Ils regardèrent les taches vertes de l’eau, qui sont des mondes où la vie s’organise, les lézards qui s’enfuyaient en les voyant, conduite par laquelle il a mérité le nom d’ami de l’homme ; " Il prouve ainsi combien il le connaît ", dit Emile. Cette poésie pénétrante les pénétrait, ils se montraient les grenouilles, qui, plus confiantes, revenaient à fleur d’eau sur des lits de cresson, et montraient leurs yeux d’escarboucles.
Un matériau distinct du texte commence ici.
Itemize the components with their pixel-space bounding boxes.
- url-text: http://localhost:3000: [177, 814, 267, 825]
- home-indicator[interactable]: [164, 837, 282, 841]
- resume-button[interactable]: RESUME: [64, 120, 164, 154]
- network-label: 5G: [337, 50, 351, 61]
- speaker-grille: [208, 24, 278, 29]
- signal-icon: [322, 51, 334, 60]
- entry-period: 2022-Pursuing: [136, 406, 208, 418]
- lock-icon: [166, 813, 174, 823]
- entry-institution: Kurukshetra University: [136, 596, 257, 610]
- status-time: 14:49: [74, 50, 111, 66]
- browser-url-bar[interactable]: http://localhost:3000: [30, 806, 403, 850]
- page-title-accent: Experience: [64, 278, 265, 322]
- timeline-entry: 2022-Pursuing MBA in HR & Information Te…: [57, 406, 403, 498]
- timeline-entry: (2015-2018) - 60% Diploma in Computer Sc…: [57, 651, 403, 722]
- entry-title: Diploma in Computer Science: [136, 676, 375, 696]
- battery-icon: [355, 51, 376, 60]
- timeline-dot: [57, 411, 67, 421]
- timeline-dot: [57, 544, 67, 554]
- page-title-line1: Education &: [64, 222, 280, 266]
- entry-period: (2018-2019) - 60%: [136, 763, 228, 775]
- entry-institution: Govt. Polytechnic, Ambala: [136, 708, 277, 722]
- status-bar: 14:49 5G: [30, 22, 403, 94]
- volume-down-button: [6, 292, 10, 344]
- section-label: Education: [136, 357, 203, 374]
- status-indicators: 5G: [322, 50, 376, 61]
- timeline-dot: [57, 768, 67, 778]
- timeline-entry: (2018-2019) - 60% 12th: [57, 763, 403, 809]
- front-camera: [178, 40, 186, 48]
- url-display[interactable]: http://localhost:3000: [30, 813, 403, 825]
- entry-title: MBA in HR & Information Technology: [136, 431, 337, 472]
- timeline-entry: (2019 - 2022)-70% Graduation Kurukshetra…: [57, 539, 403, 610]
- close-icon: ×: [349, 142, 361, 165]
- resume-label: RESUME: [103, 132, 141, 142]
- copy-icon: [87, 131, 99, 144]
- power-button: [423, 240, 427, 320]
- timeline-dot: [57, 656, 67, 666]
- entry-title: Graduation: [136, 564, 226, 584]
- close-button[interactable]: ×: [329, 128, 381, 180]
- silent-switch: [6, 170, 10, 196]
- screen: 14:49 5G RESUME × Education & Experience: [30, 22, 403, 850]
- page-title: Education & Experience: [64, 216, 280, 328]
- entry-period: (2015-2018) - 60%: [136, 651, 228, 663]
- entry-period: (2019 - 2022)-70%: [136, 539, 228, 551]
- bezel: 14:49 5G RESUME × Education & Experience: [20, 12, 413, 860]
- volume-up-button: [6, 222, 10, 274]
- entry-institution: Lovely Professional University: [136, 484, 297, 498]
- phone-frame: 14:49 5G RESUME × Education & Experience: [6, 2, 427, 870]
En ce moment Blondet dit à l’oreille de la comtesse :

— Entendez-vous ?…

— Quoi !

— Un bruit singulier.

— Voilà bien les gens de cabinet qui ne savent rien de la campagne ; c’est un pivert qui fait son trou Je gage que vous ne savez même pas le trait le plus curieux de la conduite de cet oiseau ; dès qu’il a donné un coup de bec, et il en donne des milliers pour creuser un chêne deux fois plus gros que votre corps, il va voir derrière s’il a percé l’arbre, et il y va à chaque instant.

— Ce bruit, chère institutrice d’histoire surnaturelle, n’est pas le bruit fait par un animal ; il y a je ne sais quoi d’intelligent qui annonce l’homme.

La comtesse fut saisie d’une peur panique ; elle se sauva dans la corbeille de fleurs en reprenant son chemin, et voulut quitter la forêt.